La acción se desarrolla a lo largo de nueve años (1909-1918), los que transcurren desde el inicio del noviazgo entre Henrik y Anna hasta el momento previo al nacimiento de su segundo hijo, que no sería otro que el propio Bergman. Se trata, por tanto, de una cinta de evidentes connotaciones autobiográficas en la que las señas de identidad del maestro sueco, incluidas sus habituales inquietudes existenciales, se mantienen de forma intacta. August se limita a filmar con respeto un guión muy personal de autoría ajena, sabedor de que es un mero vehículo para la plasmación de un universo que no es el suyo. Por todo lo mencionado, y se diga lo que se diga, Las mejores intenciones debe ser considerada como una pieza más de la filmografía del autor sueco. Y no una pieza cualquiera.  


La sinceridad, el realismo y la crudeza con la que Bergman suele trasladar a la pantalla los sinsabores de la vida en pareja, convierten en una simple pantomima cualquier intento de hacer algo similar por parte de otros directores.

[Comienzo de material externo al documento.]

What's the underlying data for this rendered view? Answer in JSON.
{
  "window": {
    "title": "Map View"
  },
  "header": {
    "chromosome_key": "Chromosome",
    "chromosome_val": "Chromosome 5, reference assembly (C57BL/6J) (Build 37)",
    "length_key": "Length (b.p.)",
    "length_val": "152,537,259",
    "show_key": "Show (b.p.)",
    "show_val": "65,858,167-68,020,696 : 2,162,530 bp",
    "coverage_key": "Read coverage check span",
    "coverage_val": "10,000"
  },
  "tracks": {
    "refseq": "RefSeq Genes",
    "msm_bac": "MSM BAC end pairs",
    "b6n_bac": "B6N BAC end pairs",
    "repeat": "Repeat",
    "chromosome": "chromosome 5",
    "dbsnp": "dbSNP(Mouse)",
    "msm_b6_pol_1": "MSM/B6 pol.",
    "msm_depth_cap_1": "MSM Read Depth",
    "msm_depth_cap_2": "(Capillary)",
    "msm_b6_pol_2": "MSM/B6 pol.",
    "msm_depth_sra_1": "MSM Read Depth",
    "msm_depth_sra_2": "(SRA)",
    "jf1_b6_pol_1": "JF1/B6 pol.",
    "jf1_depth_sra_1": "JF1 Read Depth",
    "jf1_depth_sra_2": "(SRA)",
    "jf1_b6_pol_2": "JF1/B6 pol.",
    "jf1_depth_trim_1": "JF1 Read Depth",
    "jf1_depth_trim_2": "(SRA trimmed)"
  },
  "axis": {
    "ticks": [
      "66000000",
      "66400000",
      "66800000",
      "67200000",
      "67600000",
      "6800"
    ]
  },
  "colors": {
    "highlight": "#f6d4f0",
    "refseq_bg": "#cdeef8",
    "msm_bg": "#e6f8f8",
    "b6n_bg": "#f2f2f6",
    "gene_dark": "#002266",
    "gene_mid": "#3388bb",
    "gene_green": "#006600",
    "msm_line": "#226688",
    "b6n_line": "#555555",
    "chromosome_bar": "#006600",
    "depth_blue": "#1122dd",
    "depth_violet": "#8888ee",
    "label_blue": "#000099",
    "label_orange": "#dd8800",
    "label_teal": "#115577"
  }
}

Aquí encontramos una nueva muestra de esas idas y venidas emocionales por las que transita una relación de dos seres que se aman; pero que son capaces de herirse provocándose cicatrices de tal hendidura, que ni siquiera el inexorable paso del tiempo puede curar. 

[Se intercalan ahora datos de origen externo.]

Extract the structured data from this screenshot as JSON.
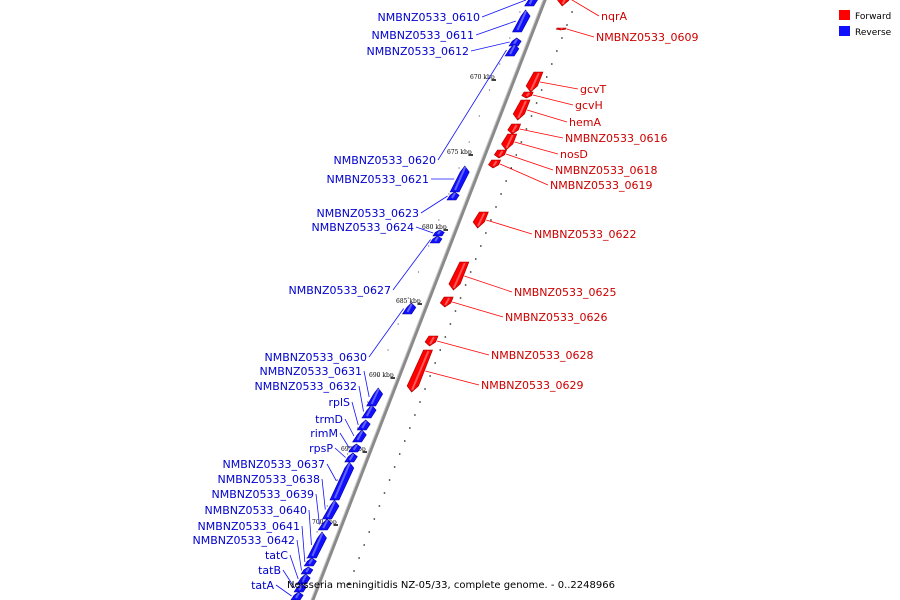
{
  "colors": {
    "forward": "#ff0000",
    "reverse": "#1010ff",
    "forward_text": "#cc0000",
    "reverse_text": "#0000cc",
    "backbone": "#8a8a8a"
  },
  "legend": [
    {
      "label": "Forward",
      "key": "forward"
    },
    {
      "label": "Reverse",
      "key": "reverse"
    }
  ],
  "caption": "Neisseria meningitidis NZ-05/33, complete genome. - 0..2248966",
  "kbp_ticks": [
    "670 kbp",
    "675 kbp",
    "680 kbp",
    "685 kbp",
    "690 kbp",
    "695 kbp",
    "700 kbp"
  ],
  "forward_genes": [
    {
      "name": "nqrA"
    },
    {
      "name": "NMBNZ0533_0609"
    },
    {
      "name": "gcvT"
    },
    {
      "name": "gcvH"
    },
    {
      "name": "hemA"
    },
    {
      "name": "NMBNZ0533_0616"
    },
    {
      "name": "nosD"
    },
    {
      "name": "NMBNZ0533_0618"
    },
    {
      "name": "NMBNZ0533_0619"
    },
    {
      "name": "NMBNZ0533_0622"
    },
    {
      "name": "NMBNZ0533_0625"
    },
    {
      "name": "NMBNZ0533_0626"
    },
    {
      "name": "NMBNZ0533_0628"
    },
    {
      "name": "NMBNZ0533_0629"
    }
  ],
  "reverse_genes": [
    {
      "name": "NMBNZ0533_0610"
    },
    {
      "name": "NMBNZ0533_0611"
    },
    {
      "name": "NMBNZ0533_0612"
    },
    {
      "name": "NMBNZ0533_0620"
    },
    {
      "name": "NMBNZ0533_0621"
    },
    {
      "name": "NMBNZ0533_0623"
    },
    {
      "name": "NMBNZ0533_0624"
    },
    {
      "name": "NMBNZ0533_0627"
    },
    {
      "name": "NMBNZ0533_0630"
    },
    {
      "name": "NMBNZ0533_0631"
    },
    {
      "name": "NMBNZ0533_0632"
    },
    {
      "name": "rplS"
    },
    {
      "name": "trmD"
    },
    {
      "name": "rimM"
    },
    {
      "name": "rpsP"
    },
    {
      "name": "NMBNZ0533_0637"
    },
    {
      "name": "NMBNZ0533_0638"
    },
    {
      "name": "NMBNZ0533_0639"
    },
    {
      "name": "NMBNZ0533_0640"
    },
    {
      "name": "NMBNZ0533_0641"
    },
    {
      "name": "NMBNZ0533_0642"
    },
    {
      "name": "tatC"
    },
    {
      "name": "tatB"
    },
    {
      "name": "tatA"
    }
  ]
}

El filme se abre con una secuencia que, a modo de prólogo, define a la perfección la fuerte personalidad que posee Henrik. En la misma, su abuelo, con el que intuimos que no mantiene contacto alguno desde hace mucho tiempo, le pide que vaya a visitar a su abuela, quien en el lecho de muerte ha solicitado como última voluntad ver a su nieto para pedirle perdón por haberle dejado vivir en la miseria junto a su madre. A pesar de los ruegos del anciano, que incluso intenta sobornarle, Henrik se mantiene fiel a sus convicciones. No sólo no acepta la propuesta, sino que incluso manifiesta su odio hacia la persona que está a punto de morir, instando a su mensajero a que se lo haga saber. A partir de ahí la película se estructura en dos partes claramente diferenciadas: en la primera de ellas asistimos a las dificultades que la pareja tiene que afrontar para que su relación sea aceptada. Un trágico suceso, la muerte del venerable Johan Akerblom (Max von Sydow), da lugar al inicio de la segunda (más conseguida en mi opinión), en la que Henrik, ya ordenado sacerdote, es destinado a una pequeña localidad del norte del país, siendo acompañado por Anna, con la que se casa. Esta estructura del relato en dos partes divididas por una muerte que se produce hacia la mitad del metraje, es muy parecida a la que presentaba Fanny y Alexander. En ambas obras, Bergman vincula la vida religiosa a una existencia gris y de absoluta renuncia. Nada que ver con el calor familiar y el carácter más vitalista que encontramos en las respectivas primeras partes de las dos cintas. 


Tanto Samuel Fröler como, sobre todo, Pernilla August, cuya interpretación fue premiada en Cannes, realizan un trabajo excelente. La preciosa fotografía de Jörgen Persson y la comedida partitura de Stefan Nilsson, son otros puntos a destacar en esta magnífica película. Imprescindible para los amantes del cine del autor de El séptimo sello.